A SCANDINAVIAN SANCTUARY
An absolutely beautiful family – tall like vikings and with Scandinavian tastes – wished for a contemporary sanctuary with clean, calm lines. Their three-level newly-built townhouse needed their personalities, warmth, style, and organization.
My intuition was working overtime in reading this family, to find what could actually help them visually, PVA-wise in their daily lives.
We wove their Scandinavian look into the space like a fine tapestry with a contemporary flair, using natural textural fabrics, simple materials, clean lines, wood, and a neutral colour palette.
This blank canvas needed a soft, airy palette of complex neutrals in Benjamin Moore paint to begin our transformation process.
The natural lighting in this townhouse was quite dark: a railroad configuration with windows at each end and facing east and west. Not exactly ideal – so, what did we do?
Using various values (or shades) of our colour palette placed on particular walls, we created the illusion of light. Additionally, an eggshell finish softly reflected the light.
Now those of you who are staunch users of matte finishes – this is a teaching moment. In a darker space, an eggshell finish will not look shiny, it will look almost matte with a soft glow – and in this railroad configuration, it did the trick. Even Loki would have been impressed.
One more trick: we actually used the eggshell finish on the ceiling! Now, a good painter will prevent any flashing (streaks) but this decision was again to create a soft glow to enhance the effect of the fabulous lighting we were about to install.
A Scavolini kitchen had been installed by the builder. I was surprised to see how little storage had actually been provided in this galley-style kitchen, even with its island awkwardly placed against the stairs. The high gloss white cabinetry was a good choice to reflect light but we still needed to add more storage space.
An additional cabinet was designed and installed for the kitchen with shelves and wide drawers that could fit anything, including pots and pans. Adding a silver aluminium backing to some shelves created texture and light reflection.
Chrome designer handles from Italy completed the look. The finish in Benjamin Moore’s Chantilly Lace had a soft glow and was placed between the kitchen area and dining area.
A long multipurpose wall unit was designed for the living room area and also painted in Benjamin Moore’s Chantilly Lace, topped with beautiful Italian chrome handles.
A composite wood of textured stripe, in neutral tones to match our palette, accented the shelf and entertainment areas. We added an electric fireplace and mounted the television. There was tons of space in this unit for every need and then some.

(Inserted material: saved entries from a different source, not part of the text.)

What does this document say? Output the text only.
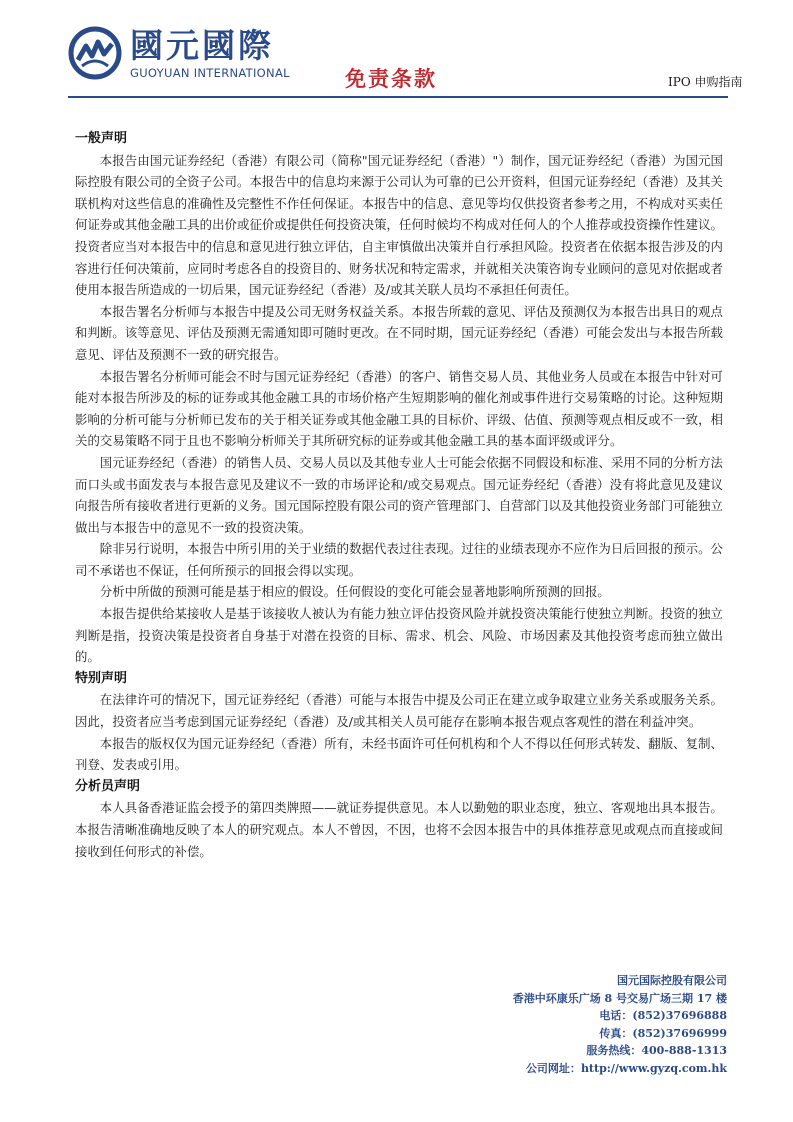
國元國際
GUOYUAN INTERNATIONAL	免责条款	IPO 申购指南
一般声明

本报告由国元证券经纪（香港）有限公司（简称"国元证券经纪（香港）"）制作，国元证券经纪（香港）为国元国际控股有限公司的全资子公司。本报告中的信息均来源于公司认为可靠的已公开资料，但国元证券经纪（香港）及其关联机构对这些信息的准确性及完整性不作任何保证。本报告中的信息、意见等均仅供投资者参考之用，不构成对买卖任何证券或其他金融工具的出价或征价或提供任何投资决策，任何时候均不构成对任何人的个人推荐或投资操作性建议。投资者应当对本报告中的信息和意见进行独立评估，自主审慎做出决策并自行承担风险。投资者在依据本报告涉及的内容进行任何决策前，应同时考虑各自的投资目的、财务状况和特定需求，并就相关决策咨询专业顾问的意见对依据或者使用本报告所造成的一切后果，国元证券经纪（香港）及/或其关联人员均不承担任何责任。

本报告署名分析师与本报告中提及公司无财务权益关系。本报告所载的意见、评估及预测仅为本报告出具日的观点和判断。该等意见、评估及预测无需通知即可随时更改。在不同时期，国元证券经纪（香港）可能会发出与本报告所载意见、评估及预测不一致的研究报告。

本报告署名分析师可能会不时与国元证券经纪（香港）的客户、销售交易人员、其他业务人员或在本报告中针对可能对本报告所涉及的标的证券或其他金融工具的市场价格产生短期影响的催化剂或事件进行交易策略的讨论。这种短期影响的分析可能与分析师已发布的关于相关证券或其他金融工具的目标价、评级、估值、预测等观点相反或不一致，相关的交易策略不同于且也不影响分析师关于其所研究标的证券或其他金融工具的基本面评级或评分。

国元证券经纪（香港）的销售人员、交易人员以及其他专业人士可能会依据不同假设和标准、采用不同的分析方法而口头或书面发表与本报告意见及建议不一致的市场评论和/或交易观点。国元证券经纪（香港）没有将此意见及建议向报告所有接收者进行更新的义务。国元国际控股有限公司的资产管理部门、自营部门以及其他投资业务部门可能独立做出与本报告中的意见不一致的投资决策。

除非另行说明，本报告中所引用的关于业绩的数据代表过往表现。过往的业绩表现亦不应作为日后回报的预示。公司不承诺也不保证，任何所预示的回报会得以实现。

分析中所做的预测可能是基于相应的假设。任何假设的变化可能会显著地影响所预测的回报。

本报告提供给某接收人是基于该接收人被认为有能力独立评估投资风险并就投资决策能行使独立判断。投资的独立判断是指，投资决策是投资者自身基于对潜在投资的目标、需求、机会、风险、市场因素及其他投资考虑而独立做出的。

特别声明

在法律许可的情况下，国元证券经纪（香港）可能与本报告中提及公司正在建立或争取建立业务关系或服务关系。因此，投资者应当考虑到国元证券经纪（香港）及/或其相关人员可能存在影响本报告观点客观性的潜在利益冲突。

本报告的版权仅为国元证券经纪（香港）所有，未经书面许可任何机构和个人不得以任何形式转发、翻版、复制、刊登、发表或引用。

分析员声明

本人具备香港证监会授予的第四类牌照——就证券提供意见。本人以勤勉的职业态度，独立、客观地出具本报告。本报告清晰准确地反映了本人的研究观点。本人不曾因，不因，也将不会因本报告中的具体推荐意见或观点而直接或间接收到任何形式的补偿。

国元国际控股有限公司
香港中环康乐广场 8 号交易广场三期 17 楼
电话：(852)37696888
传真：(852)37696999
服务热线：400-888-1313
公司网址：http://www.gyzq.com.hk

A custom sectional was designed with a chaise lounge area in a gorgeous natural weave in taupe, and additional coordinating fabrics were chosen for the accent pillows. Always paying attention to the details, a pewter leather was used to cover the buttons in this tuxedo look. Functional, beautiful, textural, and comfy!
An heirloom hand-painted green trunk was also featured as a sentimental piece with a ‘60s style lamp placed on top. Artwork from their family was beautifully framed in custom chrome frames, also reflecting light.
A custom mirror with a white frame was placed above the sectional to add yet another window of light and to reflect the beautiful elements of the wall unit. The Gods smiled.
The lighting, well thought through, was a very important element in this long space. Not only did it have to look great but it also had to function in the lighting design. A modern chrome chandelier with round elements added elegance to the living room space while a cool white funnel shaped light added to the track lighting in the kitchen area, reflecting beautifully in the cabinetry.
A large round textured pendant dropped from the ceiling over the table in the dining area like a ball of white textured yarn. In the dining area, a custom table and bench were created from reclaimed wood and grounded with metal legs.
Her mom’s vintage chairs from the ‘60s were recovered in two coordinating fabrics: the seat and chair back were reupholstered in a wipeable cream pleather, and the front of the chair in an oatmeal textural fabric to create that unexpected peek-a-boo surprise.
A vertical custom mirror was added in the space. The mirror had an antiqued texture reflecting the dining room elements in a most unique way. A cool graffiti photograph from an artist friend was custom framed and became the featured art on the wall of this lovely space.
Given the fact that the dining space was the first thing you see when entering this home, all the carefully curated details set the tone for this tranquil treasure.
It may not be Valhalla but a sanctuary it is, with a vision from Your Sacred Space.